This group of professionals and experts in early music includes soprano Kristin Knutson (below top), who competed in the 2015 Handel Aria Competition in Madison (in the YouTube video at the bottom); cellist and viol player Charlie Rasmussen (below middle); and lutenist Tim Sterner Miller (below bottom). They will perform on period instruments, bringing audiences back in time to the courts and chambers of Italy, England and France.
The New Milwaukee Consort is dedicated to the music of the European Renaissance and Baroque eras, crafting intimate performances around stories in words and music that resonate across the centuries.
They particularly relish bringing lesser-known sounds of the 17th century to modern audiences, from the work of women composers such as Barbara Strozzi (below) to music from handwritten manuscripts documenting the early development of the cello and ongoing experiments on the lute.

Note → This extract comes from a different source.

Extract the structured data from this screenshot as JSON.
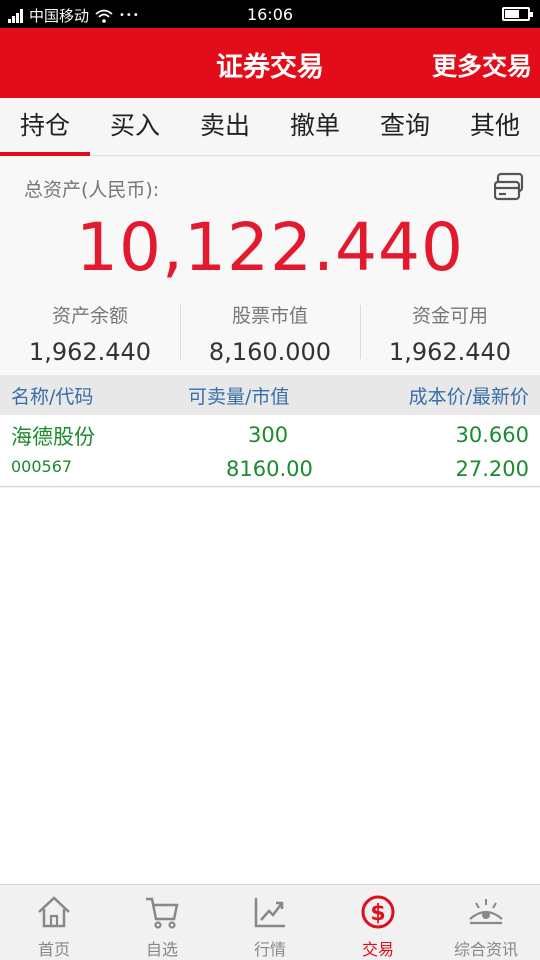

This concert features music from the chamber cantatas of the Venetian singer and composer Strozzi to celebrate her 400th birthday as well as works by her compatriots Claudio Monteverdi and Taruinio Merula; Elizabethan songs by lutenist and composer John Dowland (below); and “airs de cour” (Court music) by French court composer Etienne Moulinie.
Interwoven with these vocal works are pieces for the lute by Dowland and his contemporary Nicholas Vallet; for the viola da gamba by Tobia Hume and Marin Marais (below); and for the cello by Giulio Ruvo, Francesco Supriani and Giuseppe Jacchini.
This is an opportunity to enjoy some of the most precious pieces of Renaissance and Baroque era in the beautiful Unity Chapel (below) designed by Frank Lloyd Wright.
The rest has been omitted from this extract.